The vampire in the woods lifted a wooden miniature flute-style whistle and blew it once. It was the same sound we’d heard at the beach. Nicholas and I exchanged a grim glance.
The Hel-Blar shrieked. The sound was animal in its pain and it lifted the hairs on the back of my neck. I expected electricity to arc from the collar, but it didn’t. Something else was happening to her, and whatever it was, it was painful.
Another whistle. She ran toward it, instead of away, bowing her head.
“What the f—?” The door cut Nicholas off, slamming shut behind him as he followed.

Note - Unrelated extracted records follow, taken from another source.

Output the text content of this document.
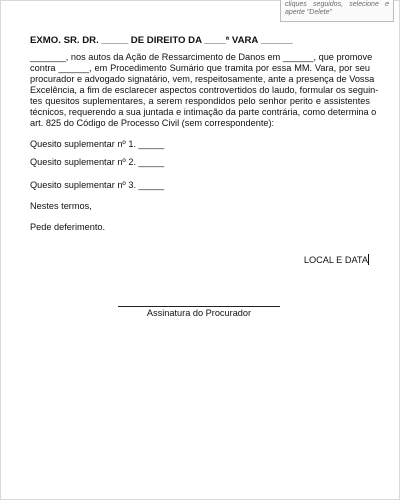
cliques seguidos, selecione e
aperte "Delete"
EXMO. SR. DR. _____ DE DIREITO DA ____ª VARA ______
_______, nos autos da Ação de Ressarcimento de Danos em ______, que promove
contra ______, em Procedimento Sumário que tramita por essa MM. Vara, por seu
procurador e advogado signatário, vem, respeitosamente, ante a presença de Vossa
Excelência, a fim de esclarecer aspectos controvertidos do laudo, formular os seguin-
tes quesitos suplementares, a serem respondidos pelo senhor perito e assistentes
técnicos, requerendo a sua juntada e intimação da parte contrária, como determina o
art. 825 do Código de Processo Civil (sem correspondente):
Quesito suplementar nº 1. _____
Quesito suplementar nº 2. _____
Quesito suplementar nº 3. _____
Nestes termos,
Pede deferimento.
LOCAL E DATA
Assinatura do Procurador
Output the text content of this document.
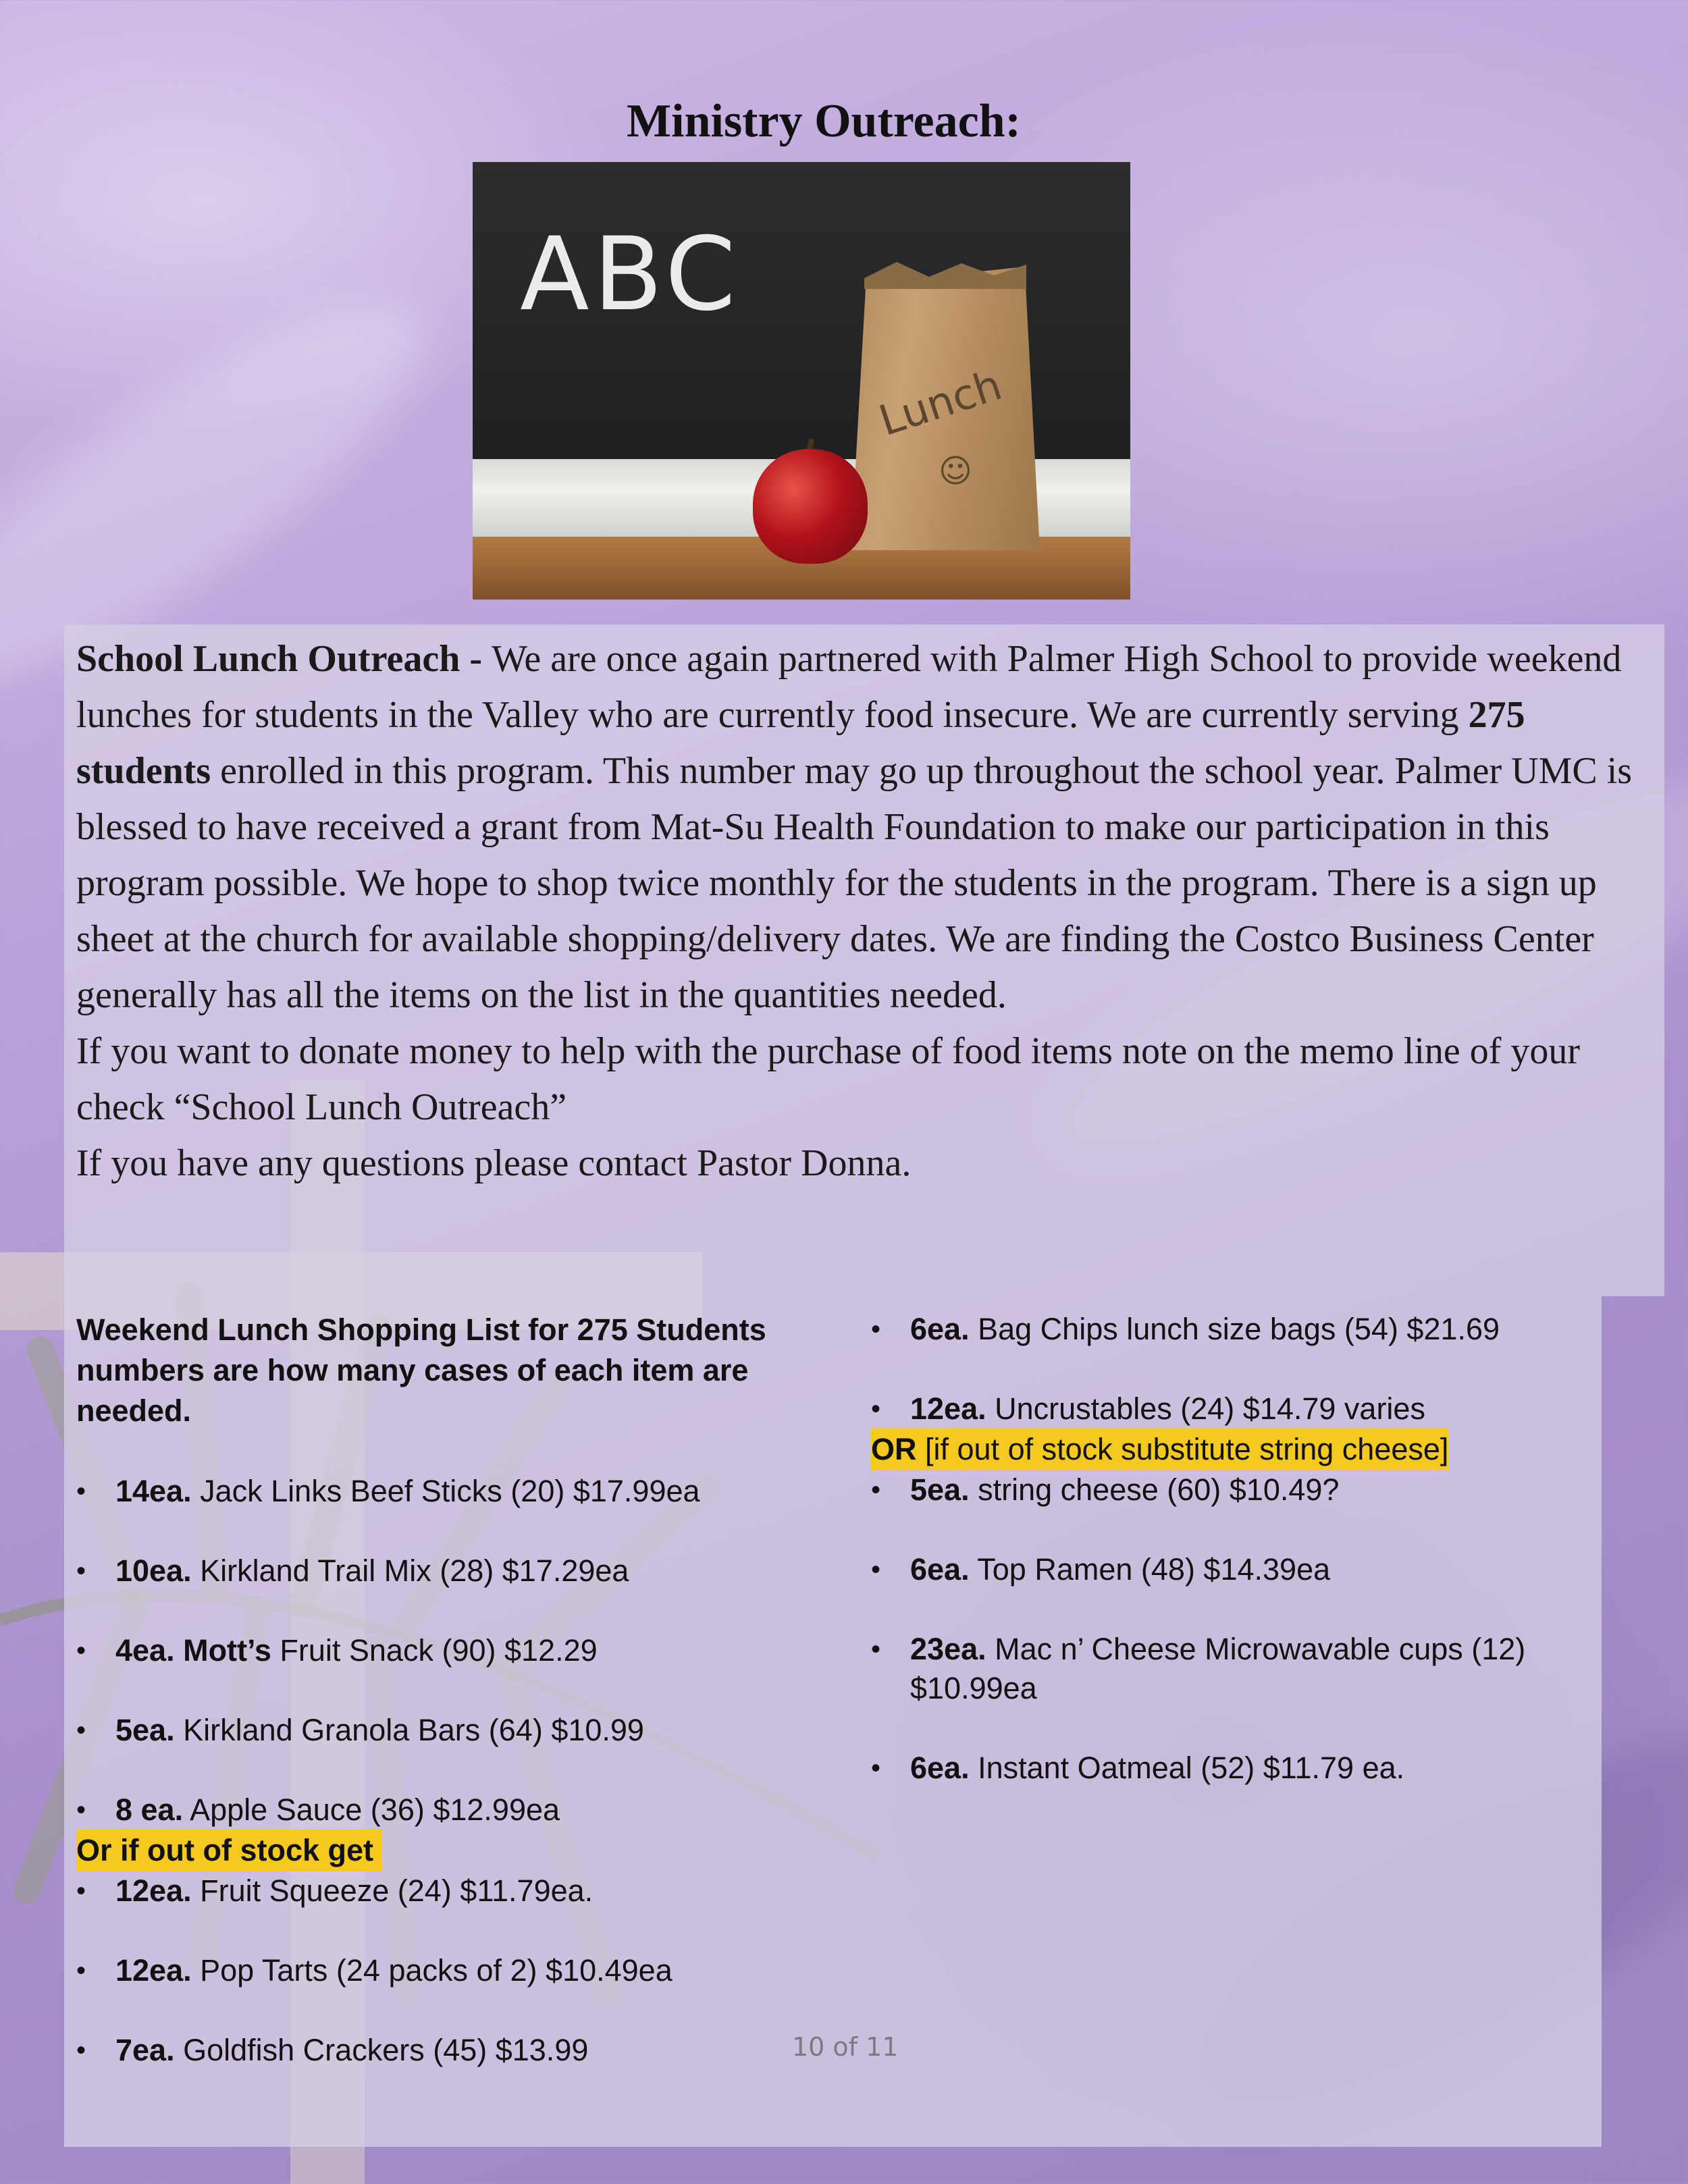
Ministry Outreach:
ABC
Lunch
☺

School Lunch Outreach - We are once again partnered with Palmer High School to provide weekend lunches for students in the Valley who are currently food insecure. We are currently serving 275 students enrolled in this program. This number may go up throughout the school year. Palmer UMC is blessed to have received a grant from Mat-Su Health Foundation to make our participation in this program possible. We hope to shop twice monthly for the students in the program. There is a sign up sheet at the church for available shopping/delivery dates. We are finding the Costco Business Center generally has all the items on the list in the quantities needed.
If you want to donate money to help with the purchase of food items note on the memo line of your check “School Lunch Outreach”
If you have any questions please contact Pastor Donna.

Weekend Lunch Shopping List for 275 Students numbers are how many cases of each item are needed.
• 14ea. Jack Links Beef Sticks (20) $17.99ea
• 10ea. Kirkland Trail Mix (28) $17.29ea
• 4ea. Mott’s Fruit Snack (90) $12.29
• 5ea. Kirkland Granola Bars (64) $10.99
• 8 ea. Apple Sauce (36) $12.99ea
Or if out of stock get
• 12ea. Fruit Squeeze (24) $11.79ea.
• 12ea. Pop Tarts (24 packs of 2) $10.49ea
• 7ea. Goldfish Crackers (45) $13.99
• 6ea. Bag Chips lunch size bags (54) $21.69
• 12ea. Uncrustables (24) $14.79 varies
OR [if out of stock substitute string cheese]
• 5ea. string cheese (60) $10.49?
• 6ea. Top Ramen (48) $14.39ea
• 23ea. Mac n’ Cheese Microwavable cups (12) $10.99ea
• 6ea. Instant Oatmeal (52) $11.79 ea.
10 of 11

“Shit, Nick, don’t go out there alone!” I scrambled out after him.
He was in front of the lights when the first knife cut into the hood of the Jeep. He jerked back and froze. Another knife hit the passenger door by my elbow.
“Not yet.” The woman laughed, her red hair streaming behind her when she whirled and vanished into the forest. We hadn’t even reached the other side of the road when the sound of clacking jaws skittered around us like hungry insects.